Aún así, como respirar y generar procesos moleculares, no puedo evitar seguir formulando mapas de realidad, predicciones, construcciones. Y también noto que conforme pasa los años me vuelvo más intolerante a nuevas, y aparentemente absurdas, ideas. Todo lo que he leído y sé se sedimenta en mi cerebro. No quiero ser el típico pollavieja dogmático, seguiré practicando la higiene escéptica, leyendo y escuchando al diferente, navegar la tribu y el apego junto a la curiosidad y el morbo me permitirá oscilar entre la necesaria ortodoxia-heterodoxia.

Soy un mono que habla pero también un holón necesario en la constitución compleja, tras temporal y contradictoria del gran espíritu.
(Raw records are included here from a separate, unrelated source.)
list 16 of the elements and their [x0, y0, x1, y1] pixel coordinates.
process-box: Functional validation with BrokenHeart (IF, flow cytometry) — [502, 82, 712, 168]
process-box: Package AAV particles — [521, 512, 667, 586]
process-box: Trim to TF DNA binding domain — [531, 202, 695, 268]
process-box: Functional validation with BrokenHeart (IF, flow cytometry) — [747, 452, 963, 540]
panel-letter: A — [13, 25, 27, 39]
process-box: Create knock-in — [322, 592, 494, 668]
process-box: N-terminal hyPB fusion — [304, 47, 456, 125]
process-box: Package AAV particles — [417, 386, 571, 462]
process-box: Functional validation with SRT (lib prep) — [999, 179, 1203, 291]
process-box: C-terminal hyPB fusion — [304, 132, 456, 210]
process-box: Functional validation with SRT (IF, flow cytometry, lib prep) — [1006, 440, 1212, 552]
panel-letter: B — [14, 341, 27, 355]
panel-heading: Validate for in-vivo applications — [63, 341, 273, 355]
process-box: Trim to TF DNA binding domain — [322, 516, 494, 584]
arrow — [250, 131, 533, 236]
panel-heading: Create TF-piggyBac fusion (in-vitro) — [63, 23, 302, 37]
Relatos útiles y empoderantes,de falsabilidad difícil.

Exploraciones salvajes pueden funcionar como aceleradores epistémicos, aprovechar la inteligencia colectiva y entender sus errores y sesgos no como un bug sino como un feature. Estás exploraciones salvajes pueden ser viejos grimoruos digitalizados, experimentaciones sexuales, bailes al son de los himnos órficos, ofrendas a los muertos y técnicas arcaicas del éxtasis. La exploración exterior debe combinarse con la interior, el brujo es un rebelde de la física.